Il direttore generale di Legambiente, Giorgio Zampetti, spiega che «Il problema del marine litter e dei rifiuti galleggianti lungo le coste italiane sta assumendo proporzioni sempre più preoccupanti, come dimostrano i dati che raccogliamo ogni anno con Goletta Verde. La collaborazione tra Legambiente e Università di Siena che unisce il mondo della ricerca scientifica e quello del volontariato ambientale per condurre studi e sensibilizzare sul tema del marine litter, ha permesso di realizzare questo importante studio, il primo a livello del Mediterraneo. I dati dimostrano con evidenza che il rischio connesso con i rifiuti plastici presenti nell’ambiente marino non deriva solo dalla loro presenza, ma anche e soprattutto dal fatto che fanno da catalizzatori di sostanze tossiche che finiscono poi nell’ecosistema marino, fino al rischio di entrare nella catena alimentare. Purtroppo, la cattiva gestione dei rifiuti a monte e la maladepurazione restano la principale causa del fenomeno del marine litter. Prevenire il fenomeno e rimuovere le plastiche che oggi sono disperse in mare e sulle spiagge è dunque una priorità, non solo per la salvaguardia ambientale ma anche per la tutela della salute».

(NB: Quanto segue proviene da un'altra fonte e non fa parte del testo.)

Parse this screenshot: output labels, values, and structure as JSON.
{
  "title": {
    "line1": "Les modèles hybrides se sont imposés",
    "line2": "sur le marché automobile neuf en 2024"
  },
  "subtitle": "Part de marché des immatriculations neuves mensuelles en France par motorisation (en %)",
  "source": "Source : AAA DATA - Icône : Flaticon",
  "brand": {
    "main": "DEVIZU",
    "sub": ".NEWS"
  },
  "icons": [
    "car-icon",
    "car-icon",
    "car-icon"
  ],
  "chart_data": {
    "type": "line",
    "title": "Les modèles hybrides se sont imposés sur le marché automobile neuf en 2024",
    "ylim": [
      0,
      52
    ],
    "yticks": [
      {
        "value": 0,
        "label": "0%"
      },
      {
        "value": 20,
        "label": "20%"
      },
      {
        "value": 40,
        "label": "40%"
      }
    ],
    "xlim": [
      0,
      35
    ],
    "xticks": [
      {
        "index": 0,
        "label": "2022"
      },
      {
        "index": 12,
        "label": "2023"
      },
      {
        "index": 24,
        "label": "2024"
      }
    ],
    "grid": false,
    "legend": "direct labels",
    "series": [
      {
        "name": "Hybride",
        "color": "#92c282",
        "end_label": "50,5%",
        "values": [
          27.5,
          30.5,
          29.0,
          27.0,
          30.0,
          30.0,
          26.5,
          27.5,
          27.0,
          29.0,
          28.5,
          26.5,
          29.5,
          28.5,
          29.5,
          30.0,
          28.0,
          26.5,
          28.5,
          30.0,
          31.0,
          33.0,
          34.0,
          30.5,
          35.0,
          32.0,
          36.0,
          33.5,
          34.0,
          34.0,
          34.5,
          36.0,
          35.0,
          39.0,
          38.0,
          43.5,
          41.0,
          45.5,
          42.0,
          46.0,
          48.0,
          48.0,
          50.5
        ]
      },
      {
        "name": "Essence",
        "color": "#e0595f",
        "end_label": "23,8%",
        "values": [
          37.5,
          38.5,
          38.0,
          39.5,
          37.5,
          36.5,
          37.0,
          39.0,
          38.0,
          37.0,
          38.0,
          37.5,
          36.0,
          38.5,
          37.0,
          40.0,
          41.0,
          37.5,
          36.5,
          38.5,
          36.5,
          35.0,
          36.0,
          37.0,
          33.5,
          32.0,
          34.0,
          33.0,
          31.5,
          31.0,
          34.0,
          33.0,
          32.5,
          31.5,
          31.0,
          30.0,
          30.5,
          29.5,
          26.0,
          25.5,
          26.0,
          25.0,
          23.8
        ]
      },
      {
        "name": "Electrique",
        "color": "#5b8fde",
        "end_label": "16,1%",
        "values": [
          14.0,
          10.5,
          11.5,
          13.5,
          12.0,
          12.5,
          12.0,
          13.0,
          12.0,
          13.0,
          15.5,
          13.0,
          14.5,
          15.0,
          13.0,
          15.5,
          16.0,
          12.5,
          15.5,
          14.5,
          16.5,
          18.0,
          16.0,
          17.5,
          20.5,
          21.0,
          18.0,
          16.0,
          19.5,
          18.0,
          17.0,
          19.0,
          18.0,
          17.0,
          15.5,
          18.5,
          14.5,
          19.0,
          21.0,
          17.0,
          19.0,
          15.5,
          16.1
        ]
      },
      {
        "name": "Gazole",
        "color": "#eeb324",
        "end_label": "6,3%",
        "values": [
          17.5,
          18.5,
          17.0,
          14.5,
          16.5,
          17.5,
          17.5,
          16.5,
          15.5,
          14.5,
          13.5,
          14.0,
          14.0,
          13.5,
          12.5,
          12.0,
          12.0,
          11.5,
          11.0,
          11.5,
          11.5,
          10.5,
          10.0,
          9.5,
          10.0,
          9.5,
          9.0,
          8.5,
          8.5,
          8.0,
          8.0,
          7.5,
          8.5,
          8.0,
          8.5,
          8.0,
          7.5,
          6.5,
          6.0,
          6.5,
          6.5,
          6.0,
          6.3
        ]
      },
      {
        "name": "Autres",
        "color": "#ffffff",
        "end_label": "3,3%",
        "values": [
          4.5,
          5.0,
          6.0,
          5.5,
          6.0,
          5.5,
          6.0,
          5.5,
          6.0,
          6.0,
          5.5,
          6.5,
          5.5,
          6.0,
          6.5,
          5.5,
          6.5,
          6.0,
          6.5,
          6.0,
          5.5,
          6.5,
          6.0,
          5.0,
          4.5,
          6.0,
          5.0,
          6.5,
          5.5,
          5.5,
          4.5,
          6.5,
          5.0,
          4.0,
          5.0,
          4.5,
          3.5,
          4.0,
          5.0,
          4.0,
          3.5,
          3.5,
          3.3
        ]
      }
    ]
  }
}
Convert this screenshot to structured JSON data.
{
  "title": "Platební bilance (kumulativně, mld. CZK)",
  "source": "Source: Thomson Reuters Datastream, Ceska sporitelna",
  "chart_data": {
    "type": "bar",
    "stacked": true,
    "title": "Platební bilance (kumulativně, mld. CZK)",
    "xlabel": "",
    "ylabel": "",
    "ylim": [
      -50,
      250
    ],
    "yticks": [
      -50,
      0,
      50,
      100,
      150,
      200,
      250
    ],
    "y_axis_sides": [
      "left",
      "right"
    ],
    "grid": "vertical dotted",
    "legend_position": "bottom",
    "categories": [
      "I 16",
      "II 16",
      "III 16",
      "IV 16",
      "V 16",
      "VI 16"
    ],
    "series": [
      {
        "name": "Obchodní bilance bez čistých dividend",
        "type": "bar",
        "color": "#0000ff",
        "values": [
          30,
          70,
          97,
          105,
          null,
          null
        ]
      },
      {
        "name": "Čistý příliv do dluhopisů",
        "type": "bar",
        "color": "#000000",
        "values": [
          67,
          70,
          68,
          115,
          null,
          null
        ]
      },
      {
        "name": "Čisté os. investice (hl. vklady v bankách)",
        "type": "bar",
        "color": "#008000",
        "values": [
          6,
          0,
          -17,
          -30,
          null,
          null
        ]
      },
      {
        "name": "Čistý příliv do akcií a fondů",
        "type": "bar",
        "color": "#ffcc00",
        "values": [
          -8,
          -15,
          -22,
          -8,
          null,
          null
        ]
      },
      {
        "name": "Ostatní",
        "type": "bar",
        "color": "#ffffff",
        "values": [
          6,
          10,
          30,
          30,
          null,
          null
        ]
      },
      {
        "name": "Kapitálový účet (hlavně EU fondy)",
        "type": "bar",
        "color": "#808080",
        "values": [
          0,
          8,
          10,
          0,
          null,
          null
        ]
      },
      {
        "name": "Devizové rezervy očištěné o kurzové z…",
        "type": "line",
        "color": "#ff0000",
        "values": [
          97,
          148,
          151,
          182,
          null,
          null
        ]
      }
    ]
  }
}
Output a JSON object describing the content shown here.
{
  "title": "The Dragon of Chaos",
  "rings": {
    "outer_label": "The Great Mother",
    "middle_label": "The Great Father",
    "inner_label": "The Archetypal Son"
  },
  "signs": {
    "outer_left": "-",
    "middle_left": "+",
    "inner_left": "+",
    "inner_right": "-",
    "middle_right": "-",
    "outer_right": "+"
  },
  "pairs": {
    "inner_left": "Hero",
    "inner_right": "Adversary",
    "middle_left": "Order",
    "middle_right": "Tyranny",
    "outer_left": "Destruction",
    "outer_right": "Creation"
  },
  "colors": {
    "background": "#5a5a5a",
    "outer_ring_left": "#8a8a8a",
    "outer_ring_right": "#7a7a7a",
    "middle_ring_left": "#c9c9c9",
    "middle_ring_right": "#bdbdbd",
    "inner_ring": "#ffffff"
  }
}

I rifiuti analizzati dai ricercatori dell’Università di Siena sono stati raccolti e campionati da Goletta Verde di Legambiente l’estate scorsa durante la navigazione lungo la Penisola. Per ogni campione, l’equipaggio dell’imbarcazione ambientalista ha preso la posizione GPS, scattato foto, compilato una scheda di campionamento, ed eseguito una procedura di raccolta e conservazione come previsto dal protocollo indicato dell’Università di Siena. I ricercatori, Cristina Panti e Matteo Baini, hanno poi effettuato le varie analisi in laboratorio. Qui la composizione polimerica di ciascun campione è stata valutata tramite la tecnica di spettrometria ad infrarossi. Dall’analisi è emerso che «l’86% delle macroplastiche analizzate è costituito da polietilene (PE) e il 14% da polipropilene». Inoltre, per quanto riguarda l’analisi dei contaminanti organoclorurati e del mercurio identificati sulle microplastiche galleggianti, dallo studio emerge che «Tutti i campioni hanno presentato livelli apprezzabili di questi contaminanti. I dati dimostrano un accrescimento delle concentrazioni con la permanenza in mare in una prima fase e una successiva diminuzione con l’invecchiamento: probabilmente, con l’avanzare dei processi degradativi a cui va incontro la plastica una volta in mare, essa rilascia parte del carico di contaminanti».

Maria Cristina Fossi, professore ordinario di ecologia ed ecotossicologia all’università di Siena, conclude: «I risultati prodotti, seppur parziali, dimostrano la necessità di approfondire i rischi sul biota e i possibili rischi sulla rete trofica legati alla presenza di plastiche in mare e all’accumulo di sostanze inquinanti sulla superficie dei macrorifiuti galleggianti.  Un aspetto molto interessante, infatti, sarebbe quello di integrare i dati ottenuti sulla tipologia di macroplastica e i relativi dati ecotossicologici, con quelli oceanografici sulla densità dei rifiuti galleggianti nelle diverse aree analizzate. Questo consentirebbe di individuare delle aree “hot spots” per una successiva analisi di rischio, soprattutto in relazione alla possibilità che queste aree coincidano con quelle di foraggiamento delle specie marine, come ad esempio le tartarughe marine».